Of course these economic conferences are always more violent than other protests; I think part of the point they are making forces them to scale walls and climb over razor wire.  Part of the protest is against spending money foolishly on 8 or 20 world leaders when millions of people in those countries are not being fed, let alone feted.  So spending gazillions on security is bound to create more violent behaviour anyway.

But even if one could understand the vandalizing of the police vehicles ... what about those store owners and their businesses?

And then this morning for the first time (remember I was not attempting to follow all this) I heard on CBC about a man who was about 5'4" and 140 pounds who was reporting the conference for the Guardian newspaper in Britain.  The police roughed him up ... twisted his arm behind his back and then, when he was helpless, a third policeman punched him very hard in the stomach.  All the while, he was protesting that he was not resisting arrest, that he was press.  A Canadian reporter witnessed it all and reported it to CBC.  He added the information that not only was the man small and no threat to anyone, he had one kidney and was an asthmatic.

So now all my notions, preconceived and recently formed, have been scrambled.

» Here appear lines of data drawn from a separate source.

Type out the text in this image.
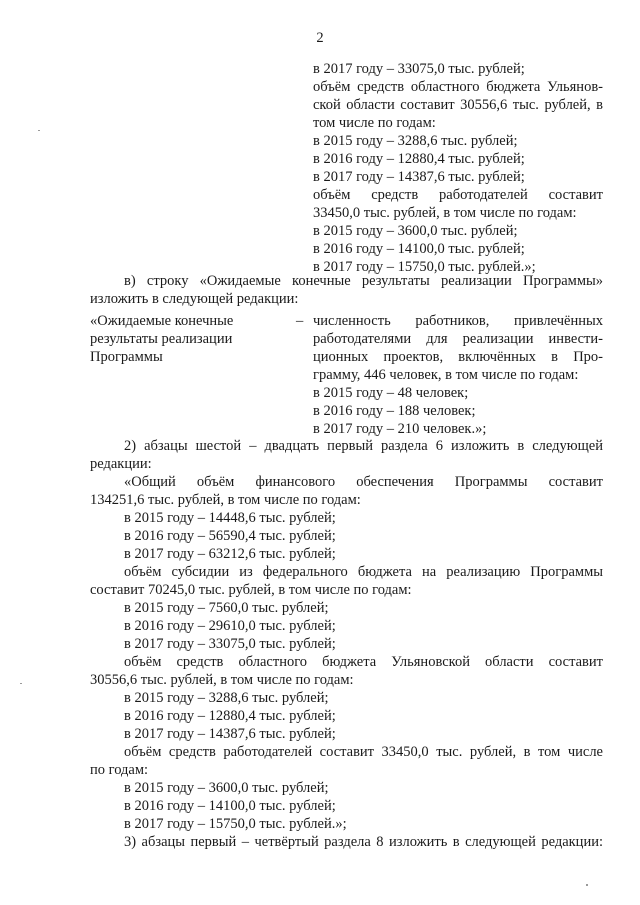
2
в 2017 году – 33075,0 тыс. рублей;
объём средств областного бюджета Ульянов-
ской области составит 30556,6 тыс. рублей, в
том числе по годам:
в 2015 году – 3288,6 тыс. рублей;
в 2016 году – 12880,4 тыс. рублей;
в 2017 году – 14387,6 тыс. рублей;
объём средств работодателей составит
33450,0 тыс. рублей, в том числе по годам:
в 2015 году – 3600,0 тыс. рублей;
в 2016 году – 14100,0 тыс. рублей;
в 2017 году – 15750,0 тыс. рублей.»;
в) строку «Ожидаемые конечные результаты реализации Программы»
изложить в следующей редакции:
«Ожидаемые конечные
результаты реализации
Программы
– численность работников, привлечённых
работодателями для реализации инвести-
ционных проектов, включённых в Про-
грамму, 446 человек, в том числе по годам:
в 2015 году – 48 человек;
в 2016 году – 188 человек;
в 2017 году – 210 человек.»;
2) абзацы шестой – двадцать первый раздела 6 изложить в следующей
редакции:
«Общий объём финансового обеспечения Программы составит
134251,6 тыс. рублей, в том числе по годам:
в 2015 году – 14448,6 тыс. рублей;
в 2016 году – 56590,4 тыс. рублей;
в 2017 году – 63212,6 тыс. рублей;
объём субсидии из федерального бюджета на реализацию Программы
составит 70245,0 тыс. рублей, в том числе по годам:
в 2015 году – 7560,0 тыс. рублей;
в 2016 году – 29610,0 тыс. рублей;
в 2017 году – 33075,0 тыс. рублей;
объём средств областного бюджета Ульяновской области составит
30556,6 тыс. рублей, в том числе по годам:
в 2015 году – 3288,6 тыс. рублей;
в 2016 году – 12880,4 тыс. рублей;
в 2017 году – 14387,6 тыс. рублей;
объём средств работодателей составит 33450,0 тыс. рублей, в том числе
по годам:
в 2015 году – 3600,0 тыс. рублей;
в 2016 году – 14100,0 тыс. рублей;
в 2017 году – 15750,0 тыс. рублей.»;
3) абзацы первый – четвёртый раздела 8 изложить в следующей редакции:
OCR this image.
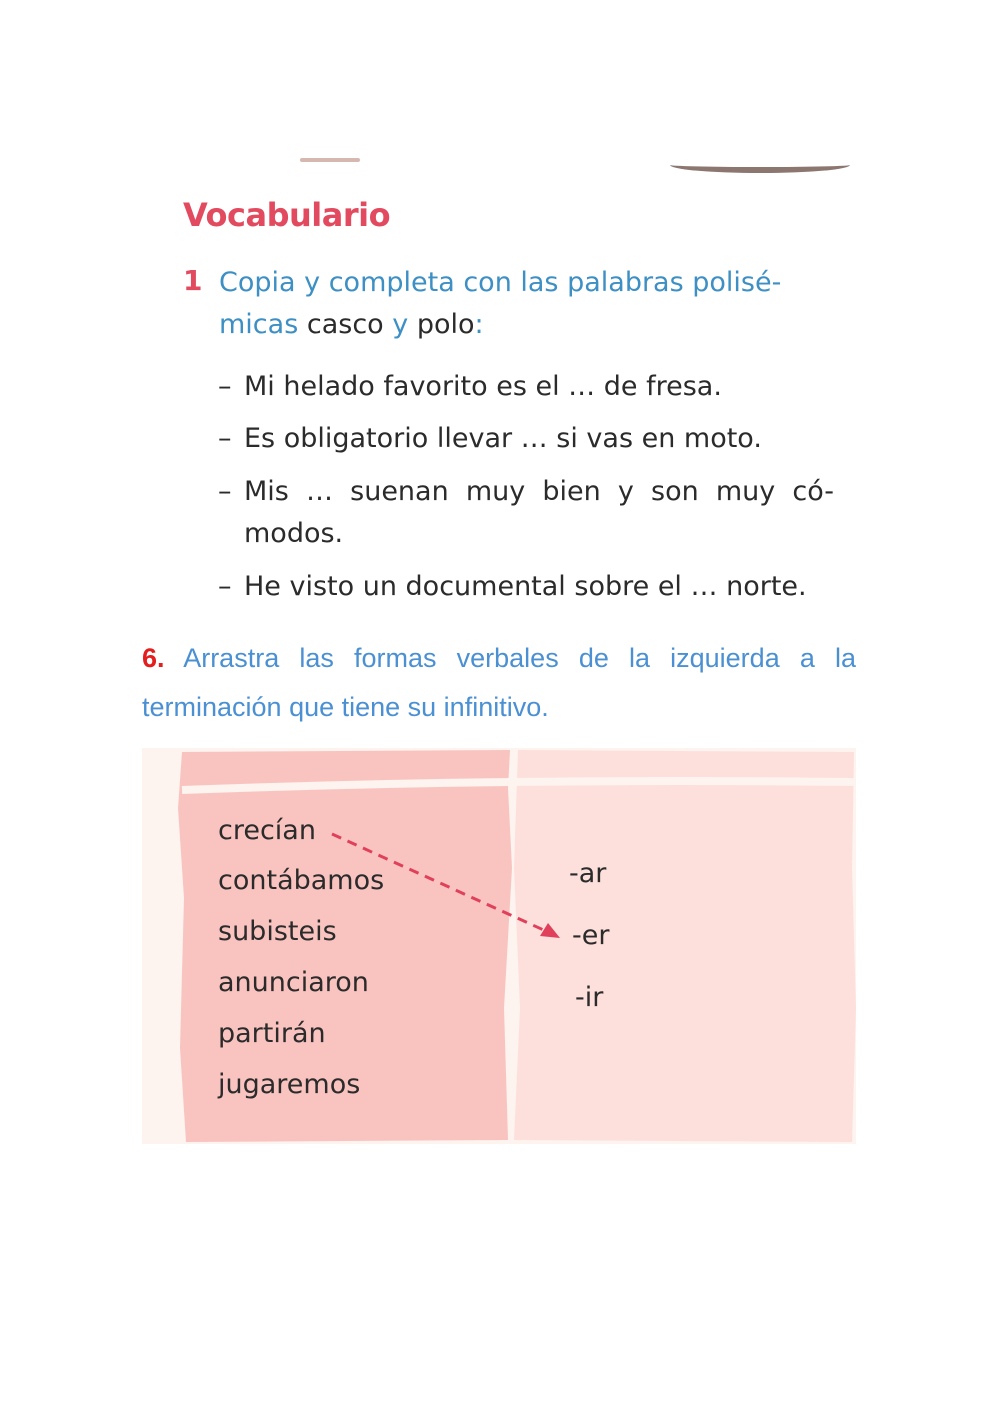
Vocabulario
1 Copia y completa con las palabras polisé-
micas casco y polo:
– Mi helado favorito es el … de fresa.
– Es obligatorio llevar … si vas en moto.
– Mis … suenan muy bien y son muy có-
modos.
– He visto un documental sobre el … norte.
6. Arrastra las formas verbales de la izquierda a la
terminación que tiene su infinitivo.
crecían
contábamos
subisteis
anunciaron
partirán
jugaremos
-ar
-er
-ir
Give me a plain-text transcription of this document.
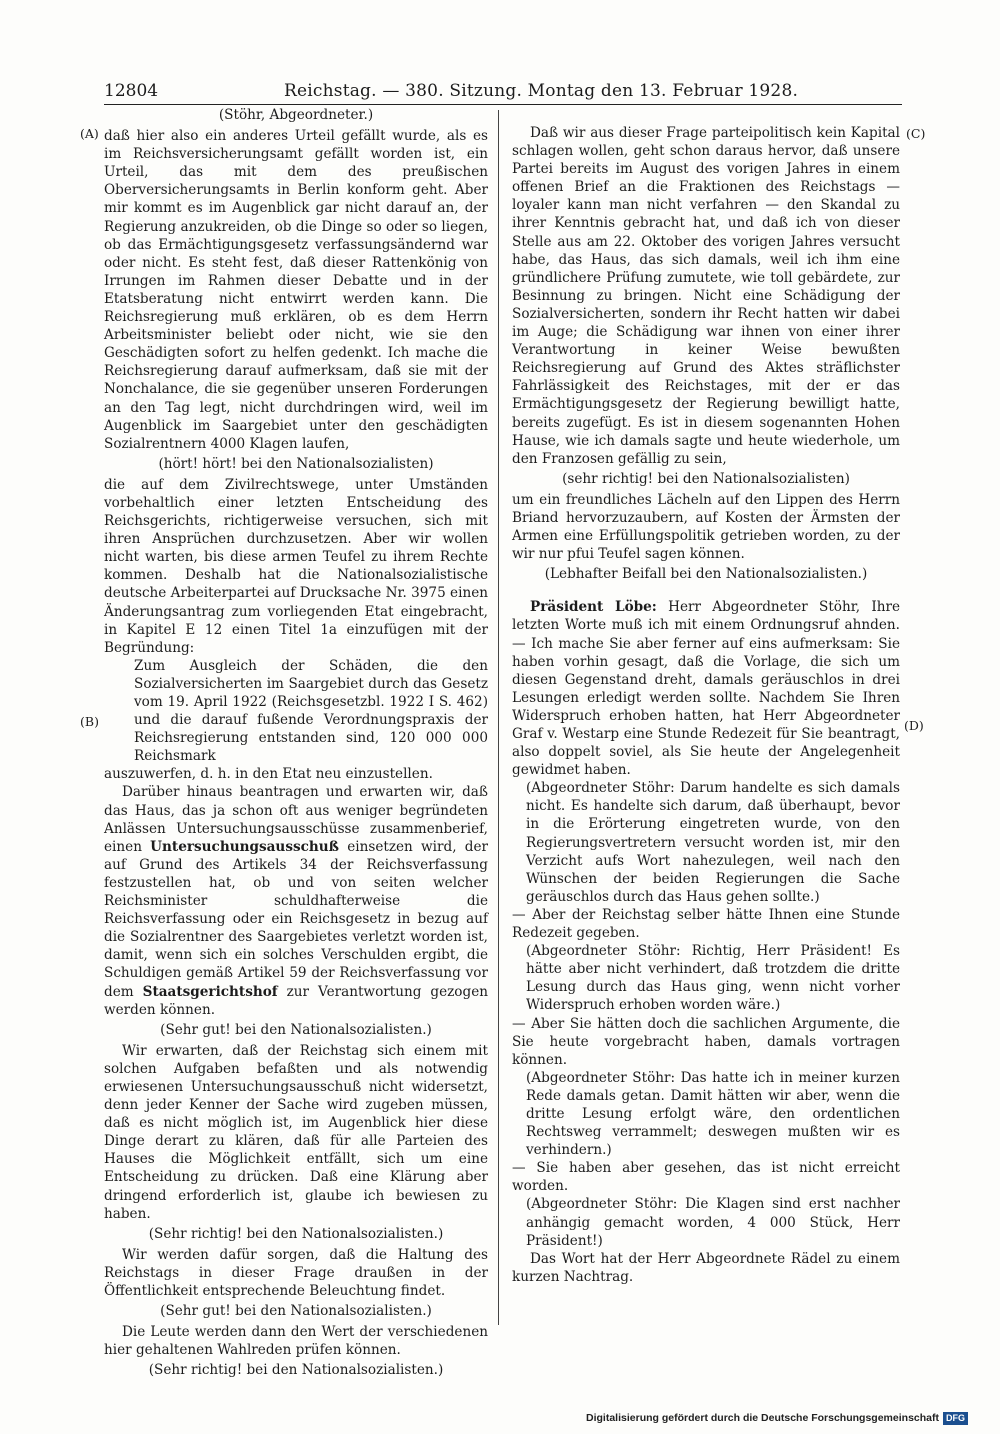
12804	Reichstag. — 380. Sitzung. Montag den 13. Februar 1928.
(A)
(B)
(C)
(D)

(Stöhr, Abgeordneter.)

daß hier also ein anderes Urteil gefällt wurde, als es im Reichsversicherungsamt gefällt worden ist, ein Urteil, das mit dem des preußischen Oberversicherungsamts in Berlin konform geht. Aber mir kommt es im Augenblick gar nicht darauf an, der Regierung anzukreiden, ob die Dinge so oder so liegen, ob das Ermächtigungsgesetz verfassungsändernd war oder nicht. Es steht fest, daß dieser Rattenkönig von Irrungen im Rahmen dieser Debatte und in der Etatsberatung nicht entwirrt werden kann. Die Reichsregierung muß erklären, ob es dem Herrn Arbeitsminister beliebt oder nicht, wie sie den Geschädigten sofort zu helfen gedenkt. Ich mache die Reichsregierung darauf aufmerksam, daß sie mit der Nonchalance, die sie gegenüber unseren Forderungen an den Tag legt, nicht durchdringen wird, weil im Augenblick im Saargebiet unter den geschädigten Sozialrentnern 4000 Klagen laufen,

(hört! hört! bei den Nationalsozialisten)

die auf dem Zivilrechtswege, unter Umständen vorbehaltlich einer letzten Entscheidung des Reichsgerichts, richtigerweise versuchen, sich mit ihren Ansprüchen durchzusetzen. Aber wir wollen nicht warten, bis diese armen Teufel zu ihrem Rechte kommen. Deshalb hat die Nationalsozialistische deutsche Arbeiterpartei auf Drucksache Nr. 3975 einen Änderungsantrag zum vorliegenden Etat eingebracht, in Kapitel E 12 einen Titel 1a einzufügen mit der Begründung:

Zum Ausgleich der Schäden, die den Sozialversicherten im Saargebiet durch das Gesetz vom 19. April 1922 (Reichsgesetzbl. 1922 I S. 462) und die darauf fußende Verordnungspraxis der Reichsregierung entstanden sind, 120 000 000 Reichsmark

auszuwerfen, d. h. in den Etat neu einzustellen.

Darüber hinaus beantragen und erwarten wir, daß das Haus, das ja schon oft aus weniger begründeten Anlässen Untersuchungsausschüsse zusammenberief, einen Untersuchungsausschuß einsetzen wird, der auf Grund des Artikels 34 der Reichsverfassung festzustellen hat, ob und von seiten welcher Reichsminister schuldhafterweise die Reichsverfassung oder ein Reichsgesetz in bezug auf die Sozialrentner des Saargebietes verletzt worden ist, damit, wenn sich ein solches Verschulden ergibt, die Schuldigen gemäß Artikel 59 der Reichsverfassung vor dem Staatsgerichtshof zur Verantwortung gezogen werden können.

(Sehr gut! bei den Nationalsozialisten.)

Wir erwarten, daß der Reichstag sich einem mit solchen Aufgaben befaßten und als notwendig erwiesenen Untersuchungsausschuß nicht widersetzt, denn jeder Kenner der Sache wird zugeben müssen, daß es nicht möglich ist, im Augenblick hier diese Dinge derart zu klären, daß für alle Parteien des Hauses die Möglichkeit entfällt, sich um eine Entscheidung zu drücken. Daß eine Klärung aber dringend erforderlich ist, glaube ich bewiesen zu haben.

(Sehr richtig! bei den Nationalsozialisten.)

Wir werden dafür sorgen, daß die Haltung des Reichstags in dieser Frage draußen in der Öffentlichkeit entsprechende Beleuchtung findet.

(Sehr gut! bei den Nationalsozialisten.)

Die Leute werden dann den Wert der verschiedenen hier gehaltenen Wahlreden prüfen können.

(Sehr richtig! bei den Nationalsozialisten.)

Daß wir aus dieser Frage parteipolitisch kein Kapital schlagen wollen, geht schon daraus hervor, daß unsere Partei bereits im August des vorigen Jahres in einem offenen Brief an die Fraktionen des Reichstags — loyaler kann man nicht verfahren — den Skandal zu ihrer Kenntnis gebracht hat, und daß ich von dieser Stelle aus am 22. Oktober des vorigen Jahres versucht habe, das Haus, das sich damals, weil ich ihm eine gründlichere Prüfung zumutete, wie toll gebärdete, zur Besinnung zu bringen. Nicht eine Schädigung der Sozialversicherten, sondern ihr Recht hatten wir dabei im Auge; die Schädigung war ihnen von einer ihrer Verantwortung in keiner Weise bewußten Reichsregierung auf Grund des Aktes sträflichster Fahrlässigkeit des Reichstages, mit der er das Ermächtigungsgesetz der Regierung bewilligt hatte, bereits zugefügt. Es ist in diesem sogenannten Hohen Hause, wie ich damals sagte und heute wiederhole, um den Franzosen gefällig zu sein,

(sehr richtig! bei den Nationalsozialisten)

um ein freundliches Lächeln auf den Lippen des Herrn Briand hervorzuzaubern, auf Kosten der Ärmsten der Armen eine Erfüllungspolitik getrieben worden, zu der wir nur pfui Teufel sagen können.

(Lebhafter Beifall bei den Nationalsozialisten.)

Präsident Löbe: Herr Abgeordneter Stöhr, Ihre letzten Worte muß ich mit einem Ordnungsruf ahnden. — Ich mache Sie aber ferner auf eins aufmerksam: Sie haben vorhin gesagt, daß die Vorlage, die sich um diesen Gegenstand dreht, damals geräuschlos in drei Lesungen erledigt werden sollte. Nachdem Sie Ihren Widerspruch erhoben hatten, hat Herr Abgeordneter Graf v. Westarp eine Stunde Redezeit für Sie beantragt, also doppelt soviel, als Sie heute der Angelegenheit gewidmet haben.

(Abgeordneter Stöhr: Darum handelte es sich damals nicht. Es handelte sich darum, daß überhaupt, bevor in die Erörterung eingetreten wurde, von den Regierungsvertretern versucht worden ist, mir den Verzicht aufs Wort nahezulegen, weil nach den Wünschen der beiden Regierungen die Sache geräuschlos durch das Haus gehen sollte.)

— Aber der Reichstag selber hätte Ihnen eine Stunde Redezeit gegeben.

(Abgeordneter Stöhr: Richtig, Herr Präsident! Es hätte aber nicht verhindert, daß trotzdem die dritte Lesung durch das Haus ging, wenn nicht vorher Widerspruch erhoben worden wäre.)

— Aber Sie hätten doch die sachlichen Argumente, die Sie heute vorgebracht haben, damals vortragen können.

(Abgeordneter Stöhr: Das hatte ich in meiner kurzen Rede damals getan. Damit hätten wir aber, wenn die dritte Lesung erfolgt wäre, den ordentlichen Rechtsweg verrammelt; deswegen mußten wir es verhindern.)

— Sie haben aber gesehen, das ist nicht erreicht worden.

(Abgeordneter Stöhr: Die Klagen sind erst nachher anhängig gemacht worden, 4 000 Stück, Herr Präsident!)

Das Wort hat der Herr Abgeordnete Rädel zu einem kurzen Nachtrag.

Digitalisierung gefördert durch die Deutsche Forschungsgemeinschaft DFG
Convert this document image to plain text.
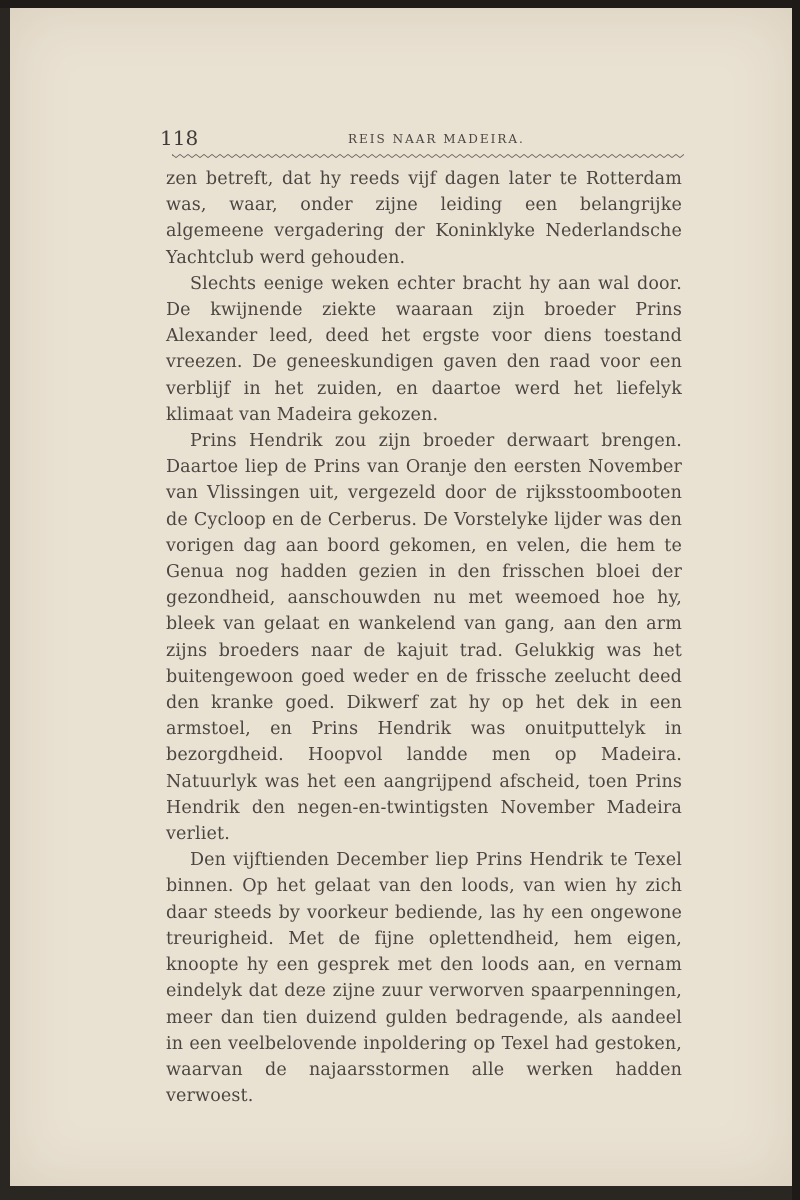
118	REIS NAAR MADEIRA.

zen betreft, dat hy reeds vijf dagen later te Rotterdam was, waar, onder zijne leiding een belangrijke algemeene vergadering der Koninklyke Nederlandsche Yachtclub werd gehouden.

Slechts eenige weken echter bracht hy aan wal door. De kwijnende ziekte waaraan zijn broeder Prins Alexander leed, deed het ergste voor diens toestand vreezen. De geneeskundigen gaven den raad voor een verblijf in het zuiden, en daartoe werd het liefelyk klimaat van Madeira gekozen.

Prins Hendrik zou zijn broeder derwaart brengen. Daartoe liep de Prins van Oranje den eersten November van Vlissingen uit, vergezeld door de rijksstoombooten de Cycloop en de Cerberus. De Vorstelyke lijder was den vorigen dag aan boord gekomen, en velen, die hem te Genua nog hadden gezien in den frisschen bloei der gezondheid, aanschouwden nu met weemoed hoe hy, bleek van gelaat en wankelend van gang, aan den arm zijns broeders naar de kajuit trad. Gelukkig was het buitengewoon goed weder en de frissche zeelucht deed den kranke goed. Dikwerf zat hy op het dek in een armstoel, en Prins Hendrik was onuitputtelyk in bezorgdheid. Hoopvol landde men op Madeira. Natuurlyk was het een aangrijpend afscheid, toen Prins Hendrik den negen-en-twintigsten November Madeira verliet.

Den vijftienden December liep Prins Hendrik te Texel binnen. Op het gelaat van den loods, van wien hy zich daar steeds by voorkeur bediende, las hy een ongewone treurigheid. Met de fijne oplettendheid, hem eigen, knoopte hy een gesprek met den loods aan, en vernam eindelyk dat deze zijne zuur verworven spaarpenningen, meer dan tien duizend gulden bedragende, als aandeel in een veelbelovende inpoldering op Texel had gestoken, waarvan de najaarsstormen alle werken hadden verwoest.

Maybe we got this much violent behaviour in Toronto because it was provoked ... by the police ... and by a government that expected the worst so it created an environment that encouraged it.

Early this morning I received an email that read:

"If you keep on saying things are going to be bad, you have a good chance of being a prophet." Isaac Bashevis Singer 1904-1991, Journalist and Writer

Mr. Singer died long before Mr. Harper came to power in this country, but he could have been  talking to our prime minister, who has spent six times as much on this summit's security as was spent in Pittsburgh last year ... a summit that was much more peaceful and whose damage was far less costly.